The long term trend of the market has always been to the upside as shown by the chart below which is the Inflation Adjusted Monthly S&P Composite since 1790.  In addition I have added the exponential regression line (green line) and drawn in the longer term upward channel.  The upper end of the channel which is 100% above the regression line is defined by the red line while the lower end of the channel is 50% below the regression line as defined by the blue line.   

Overall it has been very rare to see the Inflation Adjusted S&P Composite near the upper or lower portion of its long term channel in the past 225 years.   In fact previously there have only been "7" occurrences when the S&P Composite has been near or above the upper part of the channel (points A).   Currently the S&P Composite is roughly 98% above its regression line so this would make the "8" occurrence.   Meanwhile on the other end of the spectrum there have only been "8" occurrences when the S&P Composite has been near or below the lower end of the channel as well (points B).

 

 

So the question is since the S&P Composite is now back near the upper part of the channel what may transpire over the next few years?   In "5" out of the last "7" events the S&P Composite stalled out near the upper end of the boundary (red line) and then entered a corrective phase.   These corrections occurred from late 2007 through early 2009, late 1929 through 1932, 1906 through 1920, 1901 through 1903 and 1853 through 1859.   Four of the corrections were 58% or more while the other one was only 30% (1901-1903).  

 

Meanwhile the other two occurrences saw the S&P Composite rise 150% above its exponential line of best fit before a major top occurred.   The last event was in the late 1990's (point C) with the previous one too that way back in the early 1830's (point D).   Thus if the S&P Composite was to rise 150% above its regression line that would yield a value around 2600 which is roughly 30% above current levels.   

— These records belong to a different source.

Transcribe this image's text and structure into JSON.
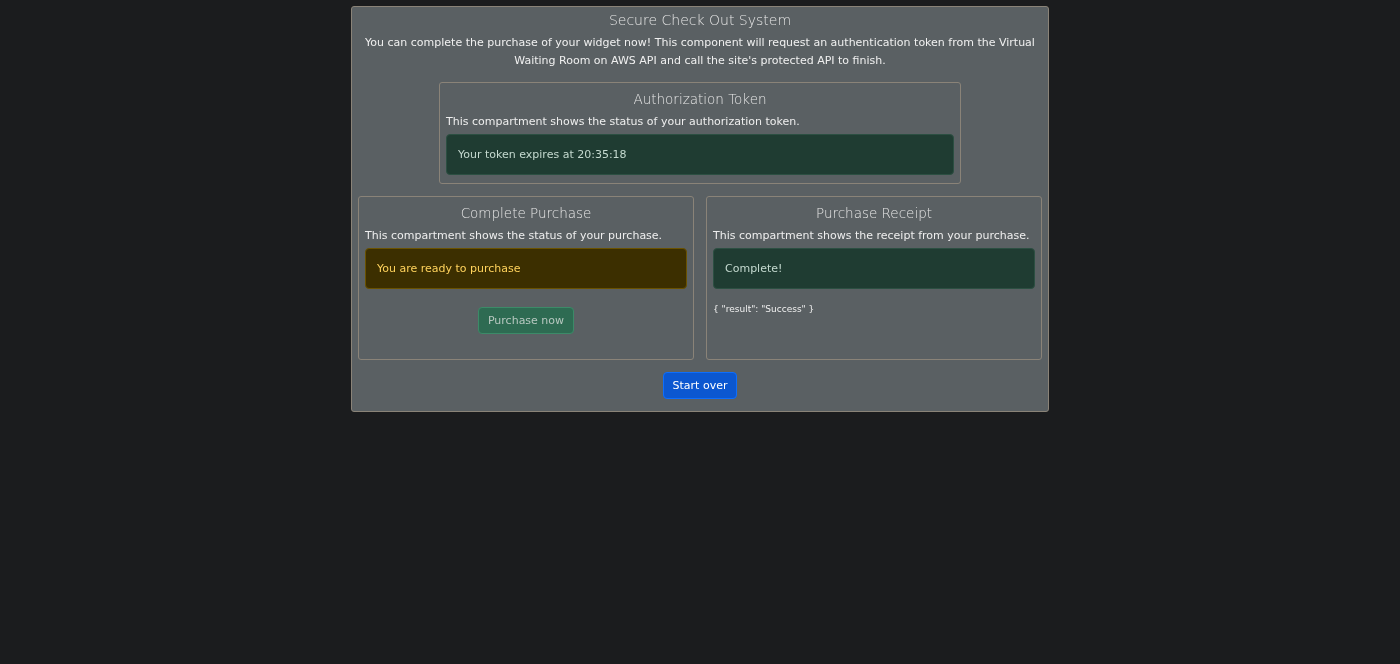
{
  "title": "Secure Check Out System",
  "intro": "You can complete the purchase of your widget now! This component will request an authentication token from the Virtual Waiting Room on AWS API and call the site's protected API to finish.",
  "token_panel": {
    "title": "Authorization Token",
    "description": "This compartment shows the status of your authorization token.",
    "alert": {
      "kind": "success",
      "text": "Your token expires at 20:35:18"
    }
  },
  "purchase_panel": {
    "title": "Complete Purchase",
    "description": "This compartment shows the status of your purchase.",
    "alert": {
      "kind": "warning",
      "text": "You are ready to purchase"
    },
    "button": {
      "label": "Purchase now",
      "disabled": true
    }
  },
  "receipt_panel": {
    "title": "Purchase Receipt",
    "description": "This compartment shows the receipt from your purchase.",
    "alert": {
      "kind": "success",
      "text": "Complete!"
    },
    "result": "{ \"result\": \"Success\" }"
  },
  "start_over_button": "Start over"
}
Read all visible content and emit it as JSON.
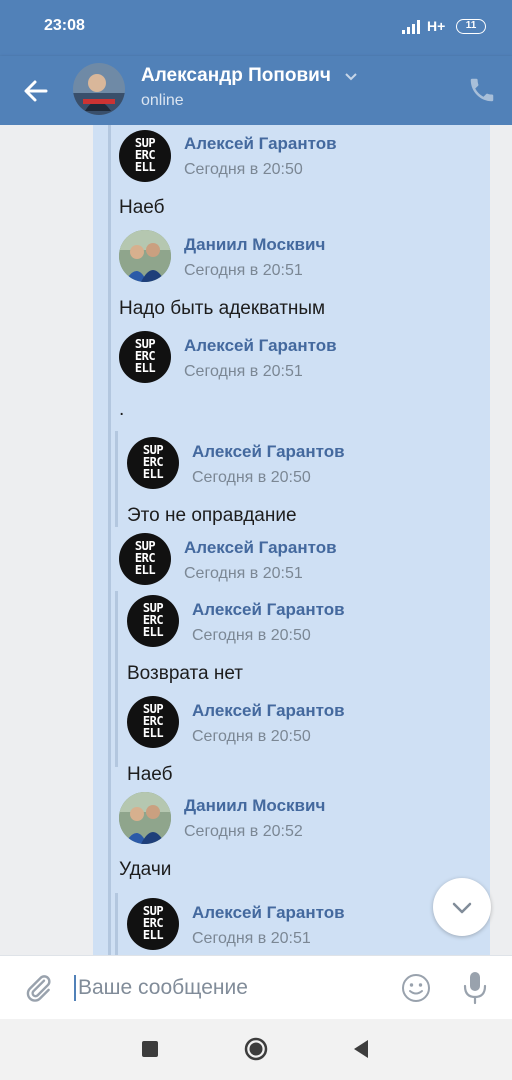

Finally even if  the S&P 500 can rally up to the 2600 level which is 150% above the regression line notice what occurred with the past two events in the late 1990's and early 1830's.  Both of these events were followed by corrections (points E to F) of 65% and 70% respectively over a period of 7 to 9 years.   Thus even though the first half of this decade has been a favorable one for investors the latter half may not be as kind.